Entre 1986 e 2021, políticos de Lisboa e de Madrid venderam-nos o sonho de uma Europa com livre circulação de pessoas, bens e serviços. Um dos pontos mais realçados desta política foi a integração das economias e sociedades transfronteiriças, apoiadas com fundos generosos como o Interreg e pavoneadas com títulos pomposos como o das Eurocidades. As comunidades transfronteiriças corresponderam em pleno. Hoje, é natural uma família da raia ter um cônjuge nascido em cada um dos lados, os filhos a estudar num país, o emprego dos pais noutro, fazendo compras de um lado, tratando da assistência automóvel de outro (sendo certo que todos se abastecem de gasóleo do mesmo lado, a 1 euro/litro).

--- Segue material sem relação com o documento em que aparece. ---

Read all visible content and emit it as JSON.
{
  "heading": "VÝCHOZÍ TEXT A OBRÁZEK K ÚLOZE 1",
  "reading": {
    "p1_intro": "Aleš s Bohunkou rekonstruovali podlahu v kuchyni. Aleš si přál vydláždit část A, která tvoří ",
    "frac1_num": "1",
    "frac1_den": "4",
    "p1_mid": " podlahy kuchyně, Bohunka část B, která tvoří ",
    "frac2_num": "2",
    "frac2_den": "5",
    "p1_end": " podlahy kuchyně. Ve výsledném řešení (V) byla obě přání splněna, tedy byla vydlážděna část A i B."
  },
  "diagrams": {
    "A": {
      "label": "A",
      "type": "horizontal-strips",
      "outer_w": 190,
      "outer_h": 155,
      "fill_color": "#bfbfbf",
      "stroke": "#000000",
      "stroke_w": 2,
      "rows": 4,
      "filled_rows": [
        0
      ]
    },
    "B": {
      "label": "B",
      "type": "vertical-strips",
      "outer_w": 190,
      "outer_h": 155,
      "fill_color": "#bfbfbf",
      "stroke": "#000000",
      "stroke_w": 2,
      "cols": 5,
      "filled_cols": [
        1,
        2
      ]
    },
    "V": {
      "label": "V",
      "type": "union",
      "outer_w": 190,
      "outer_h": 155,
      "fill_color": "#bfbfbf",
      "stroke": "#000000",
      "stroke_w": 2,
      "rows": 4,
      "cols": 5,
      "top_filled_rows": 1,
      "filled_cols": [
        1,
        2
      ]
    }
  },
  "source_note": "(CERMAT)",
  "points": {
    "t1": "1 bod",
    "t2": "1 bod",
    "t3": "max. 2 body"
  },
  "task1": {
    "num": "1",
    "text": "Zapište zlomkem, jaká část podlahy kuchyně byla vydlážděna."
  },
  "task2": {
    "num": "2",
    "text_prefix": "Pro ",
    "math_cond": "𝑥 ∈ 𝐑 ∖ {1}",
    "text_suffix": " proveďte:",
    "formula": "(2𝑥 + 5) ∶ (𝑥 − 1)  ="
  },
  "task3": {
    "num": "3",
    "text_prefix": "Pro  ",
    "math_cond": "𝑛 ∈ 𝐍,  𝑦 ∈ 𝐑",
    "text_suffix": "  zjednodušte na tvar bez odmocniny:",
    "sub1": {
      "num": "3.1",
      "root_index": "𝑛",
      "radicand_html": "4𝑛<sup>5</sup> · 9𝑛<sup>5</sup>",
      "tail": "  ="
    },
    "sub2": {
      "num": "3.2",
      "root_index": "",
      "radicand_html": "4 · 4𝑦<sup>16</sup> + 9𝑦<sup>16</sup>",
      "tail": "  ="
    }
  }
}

Chegamos a 2021 e, indiferentes a tudo isto, Madrid e Lisboa mandam fechar as fronteiras. É-lhes indiferente que haja famílias e empresas cuja vida quotidiana fica completamente impossibilitada. Pouco lhes interessa que, ao longo deste processo de integração, as comunidades gémeas da raia se tenham especializado e, por isso, sejam interdependentes. De um lado há mais restaurantes ou mais empregos, do outro há mais habitação. Enfim, cada um foi oferecendo aquilo em que é mais competitivo e os dois lados passaram a funcionar harmonicamente. Quem vive longe da fronteira não percebe que os 35 anos de integração europeia integraram, efectivamente, as economias locais.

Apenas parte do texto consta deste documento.